The state government is now seeking to strengthen intellectual property registration, expand technical skills training through Lagos State University and other institutions, and use government procurement to support locally developed digital platforms.

“A continent that consumes technology built elsewhere will always pay rent on its own progress,” he argues. “Lagos is choosing to build and own the technology so the value compounds at home.” 

That ambition is closely tied to the rapid growth of digital infrastructure across the city.

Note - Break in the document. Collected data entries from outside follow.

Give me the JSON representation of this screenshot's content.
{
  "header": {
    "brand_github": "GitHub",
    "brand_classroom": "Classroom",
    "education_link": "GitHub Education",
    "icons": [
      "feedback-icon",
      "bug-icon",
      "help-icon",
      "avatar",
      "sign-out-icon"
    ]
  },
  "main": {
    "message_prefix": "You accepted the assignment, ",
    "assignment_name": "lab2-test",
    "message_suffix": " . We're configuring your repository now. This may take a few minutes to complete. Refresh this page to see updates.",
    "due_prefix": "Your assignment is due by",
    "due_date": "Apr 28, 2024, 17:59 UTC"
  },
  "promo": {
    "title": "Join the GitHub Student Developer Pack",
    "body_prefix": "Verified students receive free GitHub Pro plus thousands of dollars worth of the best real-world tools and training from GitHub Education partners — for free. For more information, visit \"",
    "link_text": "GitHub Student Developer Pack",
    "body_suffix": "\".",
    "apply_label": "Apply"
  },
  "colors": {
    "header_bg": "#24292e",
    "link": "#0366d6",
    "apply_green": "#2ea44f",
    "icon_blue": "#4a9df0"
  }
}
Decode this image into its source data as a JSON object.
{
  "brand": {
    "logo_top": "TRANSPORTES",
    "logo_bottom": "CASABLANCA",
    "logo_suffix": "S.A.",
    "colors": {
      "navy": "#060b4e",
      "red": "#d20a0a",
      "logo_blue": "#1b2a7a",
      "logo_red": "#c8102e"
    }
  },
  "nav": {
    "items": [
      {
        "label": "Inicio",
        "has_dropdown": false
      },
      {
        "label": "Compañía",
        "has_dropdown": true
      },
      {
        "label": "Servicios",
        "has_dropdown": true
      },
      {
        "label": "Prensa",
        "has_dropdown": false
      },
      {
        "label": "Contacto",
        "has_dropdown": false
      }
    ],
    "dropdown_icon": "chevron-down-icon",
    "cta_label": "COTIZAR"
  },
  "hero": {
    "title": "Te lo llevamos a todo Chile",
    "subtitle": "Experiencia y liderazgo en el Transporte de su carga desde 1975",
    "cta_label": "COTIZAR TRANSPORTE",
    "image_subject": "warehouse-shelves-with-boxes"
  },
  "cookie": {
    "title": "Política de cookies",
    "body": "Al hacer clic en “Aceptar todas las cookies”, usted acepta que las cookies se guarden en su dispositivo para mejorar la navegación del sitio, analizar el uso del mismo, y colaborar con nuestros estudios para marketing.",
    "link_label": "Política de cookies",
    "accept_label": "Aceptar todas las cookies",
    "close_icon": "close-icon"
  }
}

Lagos already hosts some of Africa’s largest data centres, and demand for local data storage capacity is expected to rise sharply as digital services expand across the continent.

For Hamzat, data sovereignty has become a strategic infrastructure issue requiring reliable power, cybersecurity, fibre connectivity and clear regulation.

The Lagos that wants to host Africa’s data infrastructure has to be the Lagos that has done the infrastructure work,” he says.

Power reliability remains one of the most closely watched issues for investors. The administration points to its Embedded Power Programme and broader engagement with federal electricity reforms as evidence of progress, particularly for industrial clusters and digital infrastructure operators.

Diaspora outreach

Beyond foreign institutional investors, Lagos is also targeting Nigeria’s vast diaspora community. Remittance inflows into Nigeria exceed $20bn annually, but much of that capital remains disconnected from structured long-term investment opportunities.

Hamzat believes diaspora investors have often been discouraged by opaque property markets, informal arrangements and weak institutional protections. The government is now working with federal authorities on diaspora-targeted investment instruments, including infrastructure and housing vehicles backed by stronger governance frameworks.

“The Lagos people carry in their hearts can become the Lagos they co-own in their portfolios,” he says.

As discussion turns to politics and the 2027 governorship transition, Hamzat remains careful and measured. Widely viewed as a possible successor to Governor Sanwo-Olu, he repeatedly stresses that the current administration’s work is ongoing and that institutional continuity matters more than political personalities. “The architecture of this administration must remain the architecture of the next,” he says. “Continuity is the discipline that compounds value.”

For Hamzat, the success of Invest in Lagos 3.0 will ultimately not be measured solely by announcements or memoranda signed during the summit itself. The real test will come months later, through the conversion of commitments into operational investments and jobs.

In the longer term, he hopes Lagos will secure a permanent place on the global investment calendar as the preferred entry point for international capital seeking exposure to African markets. 

“Our objective,” he says, “is for Lagos to become the default sub-national gateway for investment into Africa.”